Again, she let him down, shaking her head. “No. Mary thought I should tell people whenever appropriate, so it came up now and then in company. I’ve been trying to recall if anyone ever showed a special interest. I knew you’d ask. But I can’t think of anyone. These are usually old women I’m talking about—people sitting around over tea, trading intimate details nobody else would care about.”

Again, her voice faded away, only this time, he let her be, in part distracted by the greater impact of what she’d just told him. Up to now, Elise Howard had been the holdout in a theory voiced earlier—that in each of these three homicides, an intimate knowledge of the victim had been displayed in the manner of death.
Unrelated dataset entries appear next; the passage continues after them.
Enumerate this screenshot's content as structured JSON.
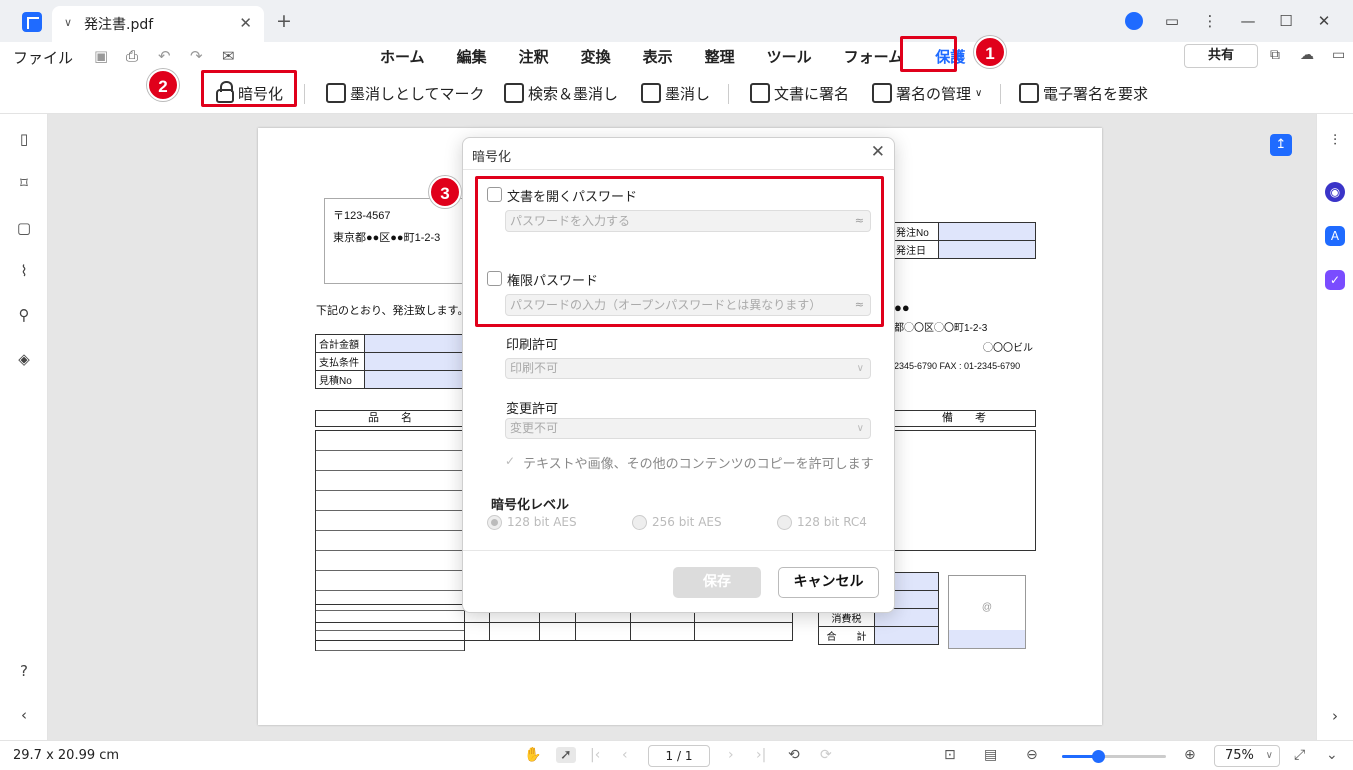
{
  "window": {
    "tab_title": "発注書.pdf",
    "new_tab": "+",
    "controls": [
      "⋮",
      "—",
      "☐",
      "✕"
    ]
  },
  "menubar": {
    "file": "ファイル",
    "items": [
      "ホーム",
      "編集",
      "注釈",
      "変換",
      "表示",
      "整理",
      "ツール",
      "フォーム",
      "保護"
    ],
    "active": "保護",
    "share": "共有"
  },
  "toolbar": {
    "encrypt": "暗号化",
    "mark_redact": "墨消しとしてマーク",
    "search_redact": "検索＆墨消し",
    "redact": "墨消し",
    "sign_doc": "文書に署名",
    "manage_sig": "署名の管理",
    "request_esig": "電子署名を要求"
  },
  "badges": [
    "1",
    "2",
    "3"
  ],
  "document": {
    "postal": "〒123-4567",
    "address": "東京都●●区●●町1-2-3",
    "intro": "下記のとおり、発注致します。",
    "left_fields": [
      "合計金額",
      "支払条件",
      "見積No"
    ],
    "right_fields": [
      "発注No",
      "発注日"
    ],
    "sender_line1": "●●",
    "sender_addr": "都◯〇区◯〇町1-2-3",
    "sender_bldg": "◯〇〇ビル",
    "sender_tel": "2345-6790  FAX : 01-2345-6790",
    "col_item": "品　　名",
    "col_note": "備　　考",
    "tax_label": "消費税",
    "total_label": "合　　計",
    "stamp": "@"
  },
  "dialog": {
    "title": "暗号化",
    "open_pw_label": "文書を開くパスワード",
    "open_pw_placeholder": "パスワードを入力する",
    "perm_pw_label": "権限パスワード",
    "perm_pw_placeholder": "パスワードの入力（オープンパスワードとは異なります）",
    "print_label": "印刷許可",
    "print_value": "印刷不可",
    "change_label": "変更許可",
    "change_value": "変更不可",
    "copy_label": "テキストや画像、その他のコンテンツのコピーを許可します",
    "level_label": "暗号化レベル",
    "levels": [
      "128 bit AES",
      "256 bit AES",
      "128 bit RC4"
    ],
    "save": "保存",
    "cancel": "キャンセル"
  },
  "statusbar": {
    "dims": "29.7 x 20.99 cm",
    "page": "1 / 1",
    "zoom": "75%",
    "zoom_fraction": 0.35
  },
  "colors": {
    "accent": "#1f6bff",
    "highlight": "#e0001b"
  }
}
Joe got to his feet, came around the coffee table, and squeezed Elise’s frail shoulder, conscious of the fact that every time they parted ways, he left the poor woman in shambles.

“Thank you, Elise,” he said softly. “This was valuable. It’ll help a lot. I am so sorry to keep putting you through it, though.”

She reached up and patted his hand, although speaking to her own lap. “It’s all right. It has to be done.”

He showed himself out.

Joe slid behind the wheel and stared out the windshield for a moment, still pondering what he’d learned and how it fit with everything else. Ahead of him, Church Street T-boned into Elliot, where he was parked—an intersection constructed like a river delta meeting the sea, wide and broad, allowing traffic ample room to negotiate.

He started the engine and nosed away from the curb, moving by instinct up Church, around its short and gradual curve, to where it blended with Green, his own street. Two minutes later, he pulled into his driveway.

Lyn was peeling an orange in his small, low-ceilinged kitchen. “Joe,” she said happily, coming into the mudroom section to give him a kiss. “What’re you doing home? I didn’t think I’d see you till crack of dawn.”

Lyn had the shift at her bar tonight, and would have been gone in half an hour, until probably two or three in the morning.

“I took a shot and got lucky,” he admitted. “I never know which house you’ll be at, but I was around the corner and thought, what the hell.”